Illustration of a researcher looking up at monkeys
Illustration: Fernando Cobelo

When I set out to study one of the last remaining populations of the critically endangered northern muriqui monkey in a small forest fragment in southeastern Brazil more than 40 years ago, my goals were to understand these enigmatic primates from within a comparative evolutionary perspective and contribute to conservation efforts on their behalf. It never occurred to me that it would mark the beginning of an international collaborative research and conservation project that is ongoing today.

Those first months in the forest were focused on winning the muriquis’ trust. This meant long days of climbing up and down steep trails, covered in scratches from thorny plants and itchy insect bites, listening for the swooshing sounds of the branches rebounding as the monkeys swung through the canopy. My efforts to locate them were also guided by their vocalizations, which resemble a horse’s whinny, and by the spicy cinnamon scent they left in their wake. It seemed that while I was learning their habits, the muriquis were learning mine. It was only after their wariness gave way to tolerance that I gained my first glimpses into their uniquely peaceful way of life.

Karen Strier
Karen B. Strier is a Vilas Research Professor and Irven DeVore Professor in the Department of Anthropology.

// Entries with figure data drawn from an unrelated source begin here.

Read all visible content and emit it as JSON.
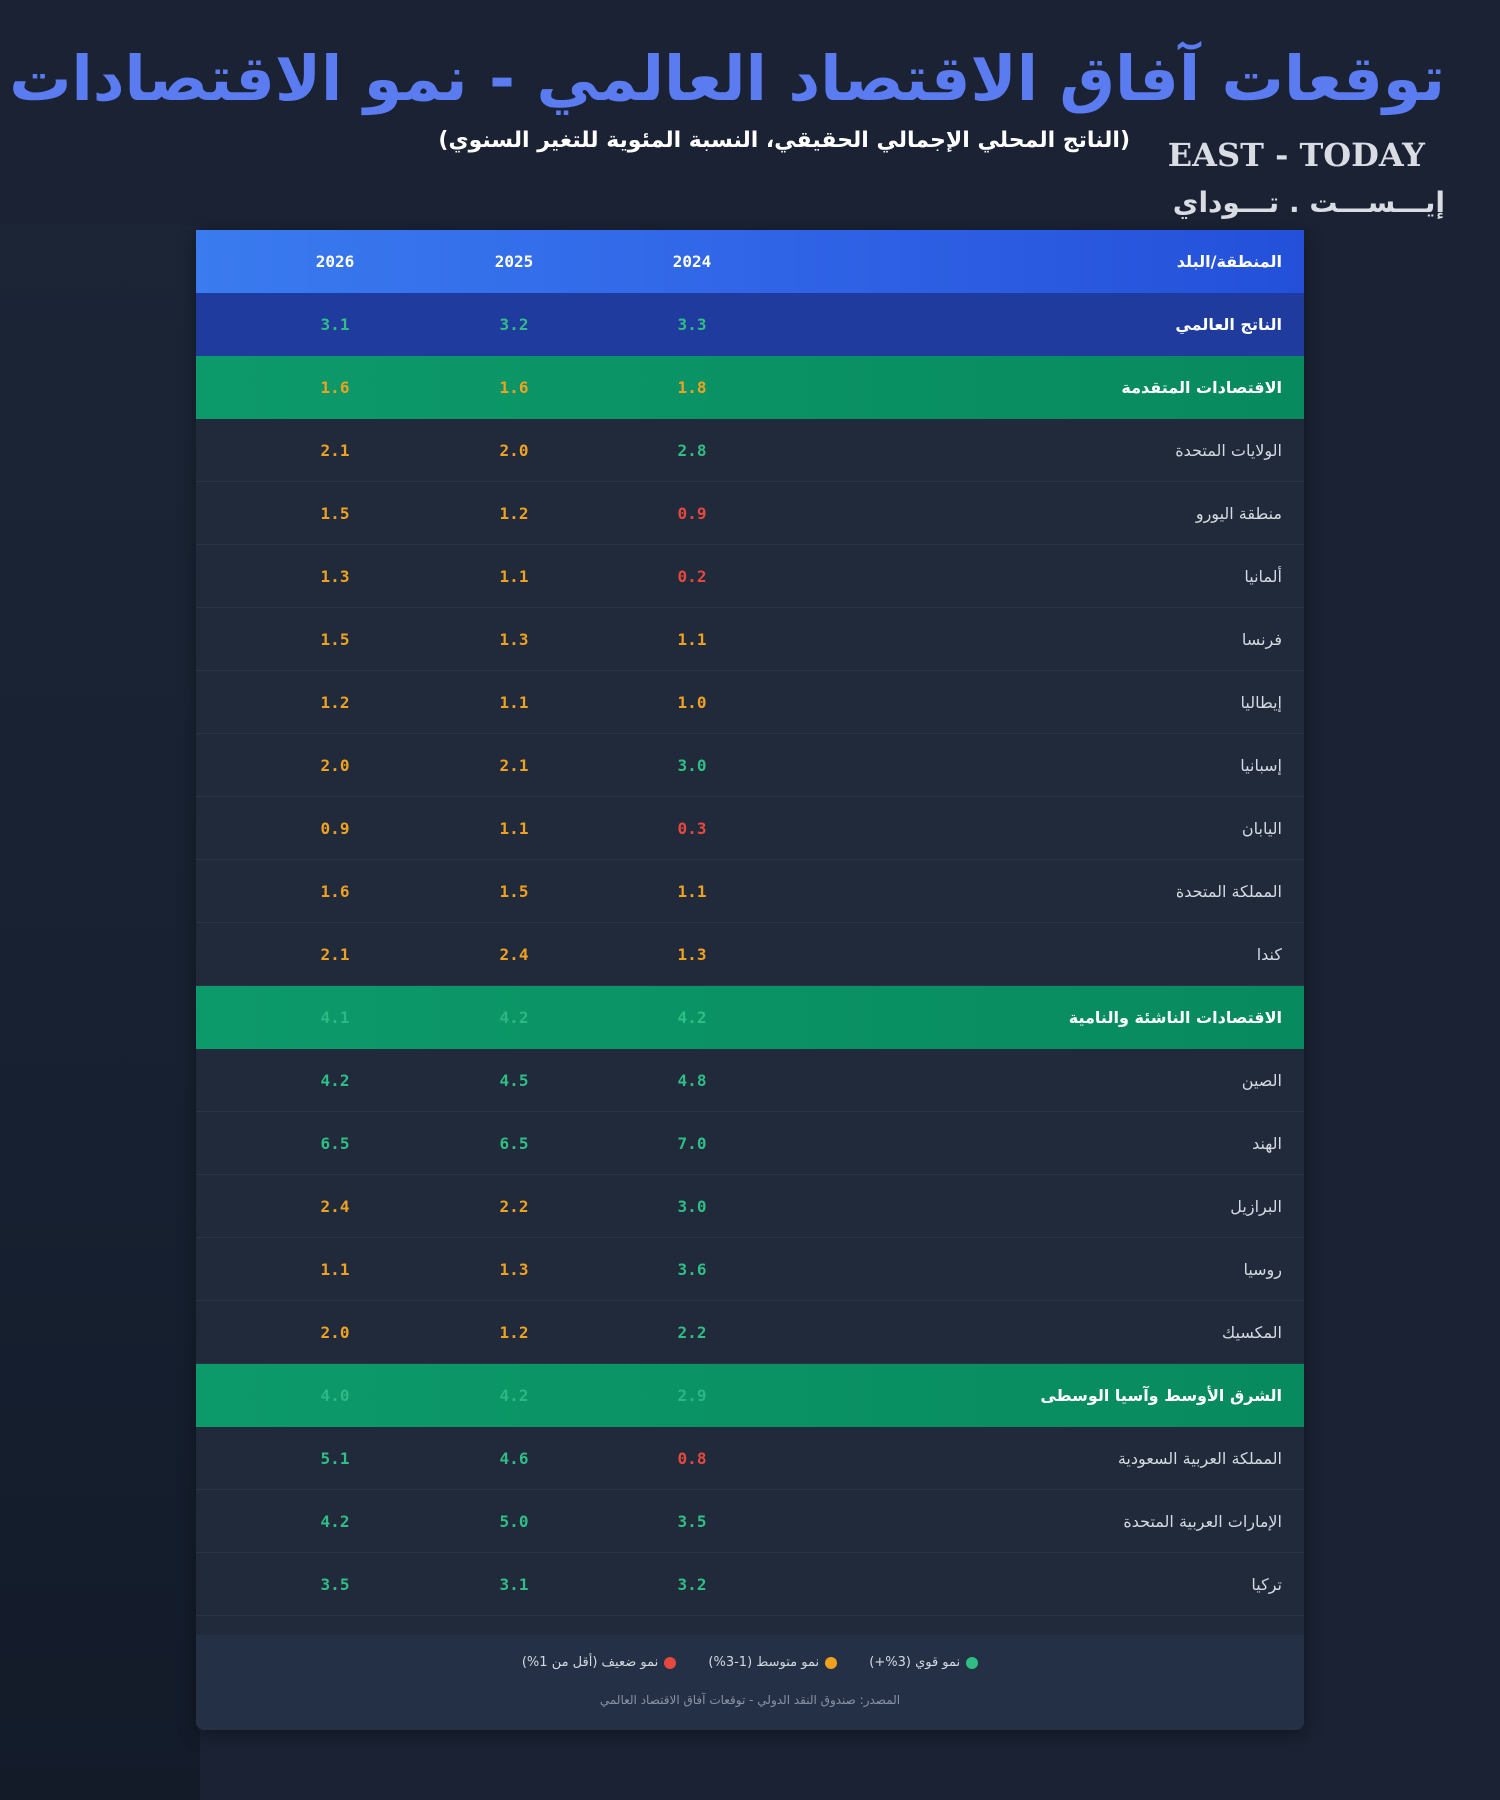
{
  "header": {
    "title": "توقعات آفاق الاقتصاد العالمي - نمو الاقتصادات",
    "subtitle": "(الناتج المحلي الإجمالي الحقيقي، النسبة المئوية للتغير السنوي)",
    "logo_en": "EAST - TODAY",
    "logo_ar": "إيـــســـت . تـــوداي"
  },
  "table": {
    "columns": {
      "name": "المنطقة/البلد",
      "y2024": "2024",
      "y2025": "2025",
      "y2026": "2026"
    },
    "rows": [
      {
        "name": "الناتج العالمي",
        "y2024": "3.3",
        "y2025": "3.2",
        "y2026": "3.1"
      },
      {
        "name": "الاقتصادات المتقدمة",
        "y2024": "1.8",
        "y2025": "1.6",
        "y2026": "1.6"
      },
      {
        "name": "الولايات المتحدة",
        "y2024": "2.8",
        "y2025": "2.0",
        "y2026": "2.1"
      },
      {
        "name": "منطقة اليورو",
        "y2024": "0.9",
        "y2025": "1.2",
        "y2026": "1.5"
      },
      {
        "name": "ألمانيا",
        "y2024": "0.2",
        "y2025": "1.1",
        "y2026": "1.3"
      },
      {
        "name": "فرنسا",
        "y2024": "1.1",
        "y2025": "1.3",
        "y2026": "1.5"
      },
      {
        "name": "إيطاليا",
        "y2024": "1.0",
        "y2025": "1.1",
        "y2026": "1.2"
      },
      {
        "name": "إسبانيا",
        "y2024": "3.0",
        "y2025": "2.1",
        "y2026": "2.0"
      },
      {
        "name": "اليابان",
        "y2024": "0.3",
        "y2025": "1.1",
        "y2026": "0.9"
      },
      {
        "name": "المملكة المتحدة",
        "y2024": "1.1",
        "y2025": "1.5",
        "y2026": "1.6"
      },
      {
        "name": "كندا",
        "y2024": "1.3",
        "y2025": "2.4",
        "y2026": "2.1"
      },
      {
        "name": "الاقتصادات الناشئة والنامية",
        "y2024": "4.2",
        "y2025": "4.2",
        "y2026": "4.1"
      },
      {
        "name": "الصين",
        "y2024": "4.8",
        "y2025": "4.5",
        "y2026": "4.2"
      },
      {
        "name": "الهند",
        "y2024": "7.0",
        "y2025": "6.5",
        "y2026": "6.5"
      },
      {
        "name": "البرازيل",
        "y2024": "3.0",
        "y2025": "2.2",
        "y2026": "2.4"
      },
      {
        "name": "روسيا",
        "y2024": "3.6",
        "y2025": "1.3",
        "y2026": "1.1"
      },
      {
        "name": "المكسيك",
        "y2024": "2.2",
        "y2025": "1.2",
        "y2026": "2.0"
      },
      {
        "name": "الشرق الأوسط وآسيا الوسطى",
        "y2024": "2.9",
        "y2025": "4.2",
        "y2026": "4.0"
      },
      {
        "name": "المملكة العربية السعودية",
        "y2024": "0.8",
        "y2025": "4.6",
        "y2026": "5.1"
      },
      {
        "name": "الإمارات العربية المتحدة",
        "y2024": "3.5",
        "y2025": "5.0",
        "y2026": "4.2"
      },
      {
        "name": "تركيا",
        "y2024": "3.2",
        "y2025": "3.1",
        "y2026": "3.5"
      }
    ]
  },
  "legend": {
    "strong": "نمو قوي (3%+)",
    "moderate": "نمو متوسط (1-3%)",
    "weak": "نمو ضعيف (أقل من 1%)",
    "source": "المصدر: صندوق النقد الدولي - توقعات آفاق الاقتصاد العالمي"
  },
  "colors": {
    "strong": "#2fbf85",
    "moderate": "#f0a21f",
    "weak": "#e5483f",
    "title": "#5b7cf0",
    "header_row": "#2f63e6",
    "world_row": "#1f3b9e",
    "group_row": "#078a5e"
  }
}
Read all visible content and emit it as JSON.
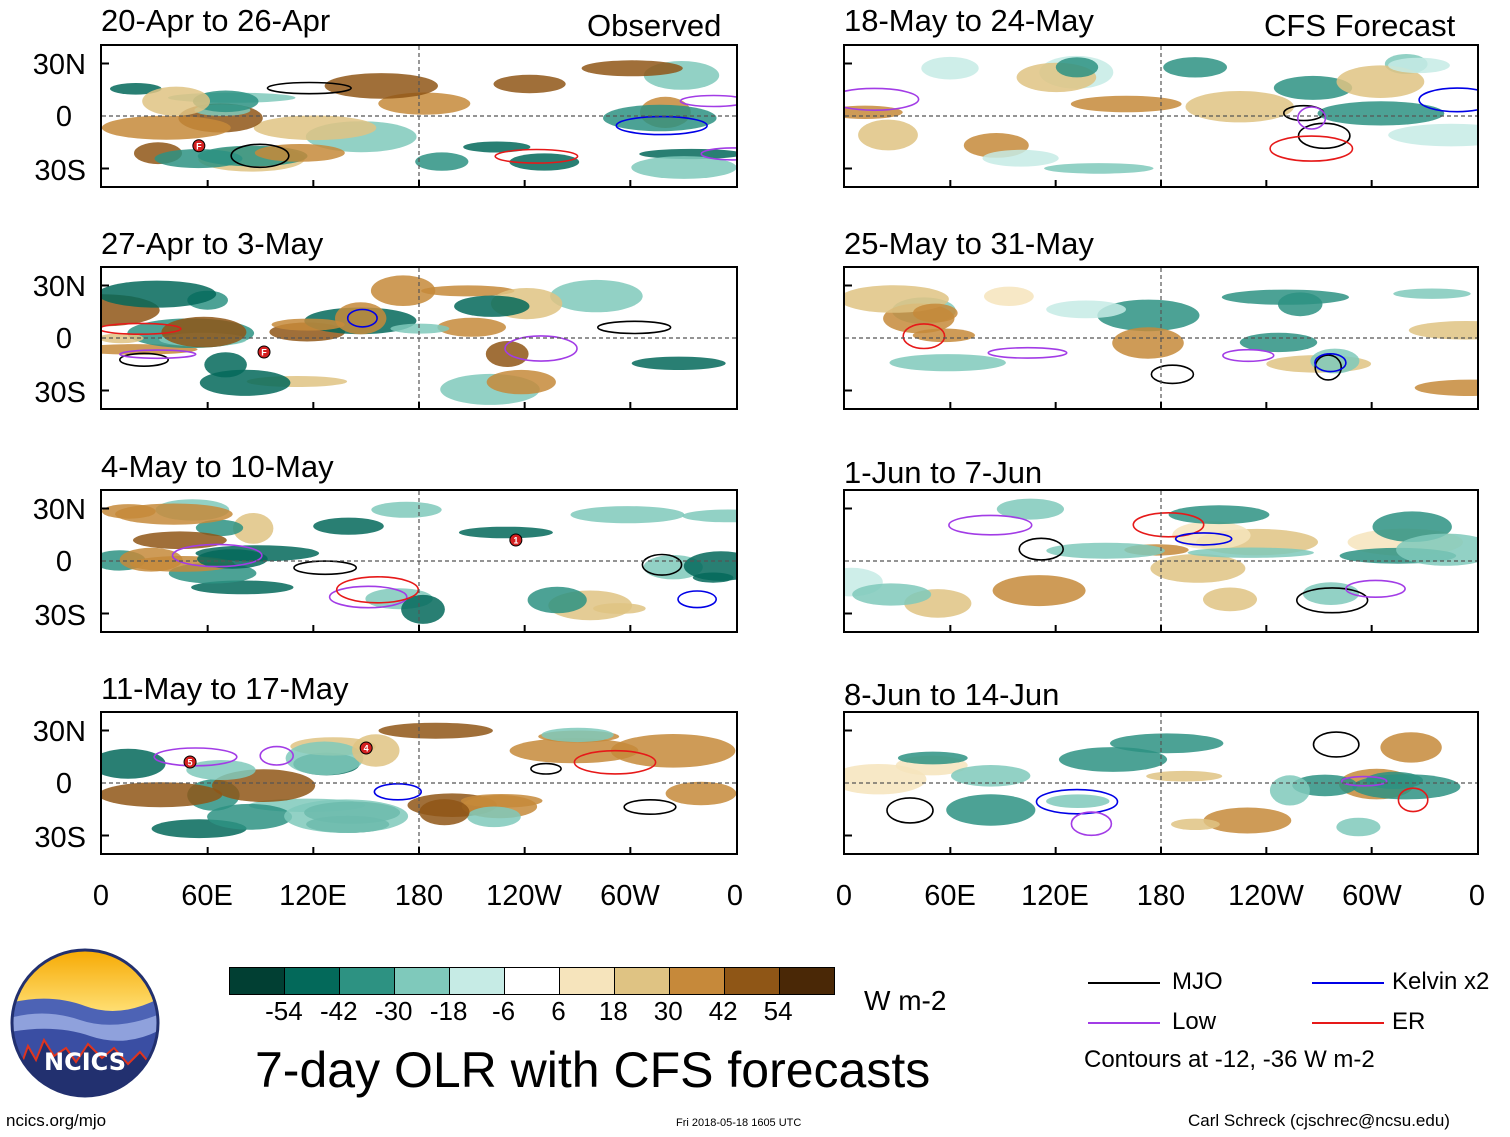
{
  "chart_data": {
    "type": "heatmap",
    "title": "7-day OLR with CFS forecasts",
    "units": "W m-2",
    "columns": [
      "Observed",
      "CFS Forecast"
    ],
    "latitude_ticks": [
      "30N",
      "0",
      "30S"
    ],
    "longitude_ticks": [
      "0",
      "60E",
      "120E",
      "180",
      "120W",
      "60W",
      "0"
    ],
    "panels": [
      {
        "id": "obs-1",
        "period": "20-Apr to 26-Apr",
        "column": "Observed",
        "storms": [
          {
            "label": "F",
            "lon": 55,
            "lat": -17
          }
        ]
      },
      {
        "id": "obs-2",
        "period": "27-Apr to 3-May",
        "column": "Observed",
        "storms": [
          {
            "label": "F",
            "lon": 92,
            "lat": -8
          }
        ]
      },
      {
        "id": "obs-3",
        "period": "4-May to 10-May",
        "column": "Observed",
        "storms": [
          {
            "label": "1",
            "lon": 235,
            "lat": 12
          }
        ]
      },
      {
        "id": "obs-4",
        "period": "11-May to 17-May",
        "column": "Observed",
        "storms": [
          {
            "label": "5",
            "lon": 50,
            "lat": 12
          },
          {
            "label": "4",
            "lon": 150,
            "lat": 20
          }
        ]
      },
      {
        "id": "fcst-1",
        "period": "18-May to 24-May",
        "column": "CFS Forecast",
        "storms": []
      },
      {
        "id": "fcst-2",
        "period": "25-May to 31-May",
        "column": "CFS Forecast",
        "storms": []
      },
      {
        "id": "fcst-3",
        "period": "1-Jun to 7-Jun",
        "column": "CFS Forecast",
        "storms": []
      },
      {
        "id": "fcst-4",
        "period": "8-Jun to 14-Jun",
        "column": "CFS Forecast",
        "storms": []
      }
    ],
    "colorbar": {
      "labels": [
        "-54",
        "-42",
        "-30",
        "-18",
        "-6",
        "6",
        "18",
        "30",
        "42",
        "54"
      ],
      "colors": [
        "#013f33",
        "#03695a",
        "#2d9282",
        "#7fc9bb",
        "#c6ebe5",
        "#ffffff",
        "#f6e4bc",
        "#dfc383",
        "#c6893a",
        "#8f5616",
        "#4a2806"
      ]
    },
    "contour_legend": [
      {
        "name": "MJO",
        "color": "#000000"
      },
      {
        "name": "Kelvin x2",
        "color": "#0000e6"
      },
      {
        "name": "Low",
        "color": "#a23ce6"
      },
      {
        "name": "ER",
        "color": "#e61919"
      }
    ],
    "contour_note": "Contours at -12, -36 W m-2"
  },
  "header": {
    "observed_label": "Observed",
    "forecast_label": "CFS Forecast"
  },
  "axes": {
    "lat_30n": "30N",
    "lat_0": "0",
    "lat_30s": "30S",
    "lon": [
      "0",
      "60E",
      "120E",
      "180",
      "120W",
      "60W",
      "0"
    ]
  },
  "colorbar": {
    "units": "W m-2",
    "labels": [
      "-54",
      "-42",
      "-30",
      "-18",
      "-6",
      "6",
      "18",
      "30",
      "42",
      "54"
    ]
  },
  "legend": {
    "mjo": "MJO",
    "kelvin": "Kelvin x2",
    "low": "Low",
    "er": "ER",
    "note": "Contours at -12, -36 W m-2"
  },
  "footer": {
    "title": "7-day OLR with CFS forecasts",
    "logo_text": "NCICS",
    "url": "ncics.org/mjo",
    "timestamp": "Fri 2018-05-18 1605 UTC",
    "credit": "Carl Schreck (cjschrec@ncsu.edu)"
  }
}
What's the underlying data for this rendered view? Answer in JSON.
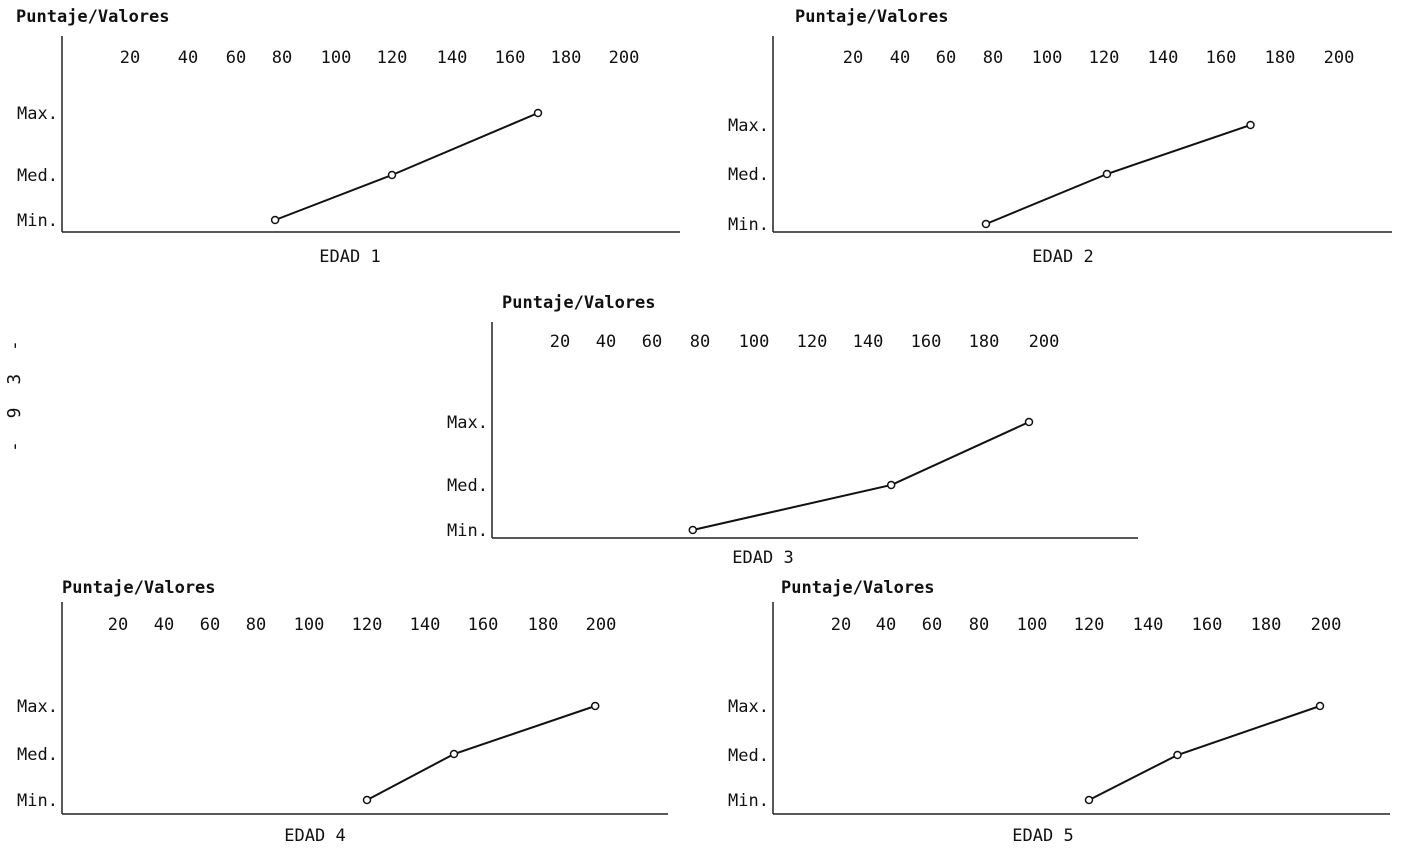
{
  "page": {
    "number_label": "- 9 3 -"
  },
  "chart_data": [
    {
      "type": "line",
      "title": "EDAD 1",
      "ylabel": "Puntaje/Valores",
      "x_ticks": [
        20,
        40,
        60,
        80,
        100,
        120,
        140,
        160,
        180,
        200
      ],
      "y_categories": [
        "Min.",
        "Med.",
        "Max."
      ],
      "x": [
        77,
        120,
        170
      ],
      "y": [
        "Min.",
        "Med.",
        "Max."
      ]
    },
    {
      "type": "line",
      "title": "EDAD 2",
      "ylabel": "Puntaje/Valores",
      "x_ticks": [
        20,
        40,
        60,
        80,
        100,
        120,
        140,
        160,
        180,
        200
      ],
      "y_categories": [
        "Min.",
        "Med.",
        "Max."
      ],
      "x": [
        77,
        121,
        170
      ],
      "y": [
        "Min.",
        "Med.",
        "Max."
      ]
    },
    {
      "type": "line",
      "title": "EDAD 3",
      "ylabel": "Puntaje/Valores",
      "x_ticks": [
        20,
        40,
        60,
        80,
        100,
        120,
        140,
        160,
        180,
        200
      ],
      "y_categories": [
        "Min.",
        "Med.",
        "Max."
      ],
      "x": [
        77,
        148,
        195
      ],
      "y": [
        "Min.",
        "Med.",
        "Max."
      ]
    },
    {
      "type": "line",
      "title": "EDAD 4",
      "ylabel": "Puntaje/Valores",
      "x_ticks": [
        20,
        40,
        60,
        80,
        100,
        120,
        140,
        160,
        180,
        200
      ],
      "y_categories": [
        "Min.",
        "Med.",
        "Max."
      ],
      "x": [
        120,
        150,
        198
      ],
      "y": [
        "Min.",
        "Med.",
        "Max."
      ]
    },
    {
      "type": "line",
      "title": "EDAD 5",
      "ylabel": "Puntaje/Valores",
      "x_ticks": [
        20,
        40,
        60,
        80,
        100,
        120,
        140,
        160,
        180,
        200
      ],
      "y_categories": [
        "Min.",
        "Med.",
        "Max."
      ],
      "x": [
        120,
        150,
        198
      ],
      "y": [
        "Min.",
        "Med.",
        "Max."
      ]
    }
  ]
}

Unlike other primates, northern muriquis live in egalitarian societies in which aggression is rare and inter-individual conflicts are resolved by mutual avoidance or reassuring hugs. They mate in full view of one another, without threats or interference, and females often choose to mate with multiple partners in close succession. Males spend their entire lives in their natal groups, along with their mothers and male relatives, whereas females disperse before the onset of puberty to join new groups where they establish their reproductive careers. Although patrilocality also occurs in primates such as chimpanzees and bonobos, muriquis are the only ones that combine patrilocality with such high levels of tolerance among and between the males and females in their groups.

Comparative studies have since confirmed that the muriquis’ behavior is similar in other populations living under different ecological and demographic conditions. Their egalitarian society has also persisted across generations, even as my study population grew from some 50 individuals in two social groups to more than 350 individuals in five groups, and then declined to its current size of 230 members. Instead of increasing their antagonism toward one another, the muriquis maintain their practice of avoiding direct competition by splitting into smaller subgroups and by expanding their vertical niche to include the ground.

Deciphering which parts of the muriquis’ behavioral repertory are flexible and which, like their pacifism and female dispersal patterns, are resistant to change, has been a slow but incredibly rewarding process. These discoveries have stimulated new questions and new perspectives about muriquis and other primates, and they are directly informing the Brazilian-led conservation management programs now underway. 

Yet despite these advances, the future of the northern muriqui is still far from secure. Fewer than 1,000 individuals are known to live among only a dozen of the last standing tracts of Brazil’s Atlantic Forest, and even populations inhabiting protected areas are increasingly at risk from the impacts of climate change. While the muriquis have captivated my scientific curiosity for more than four decades, they have also revealed what they need to survive. By establishing forest corridors to connect isolated populations, we can provide the muriquis with the protected routes they need to move freely across the landscape as local conditions change. We have the knowledge we need to save them from extinction; now it is just a question of persistence and a race against time.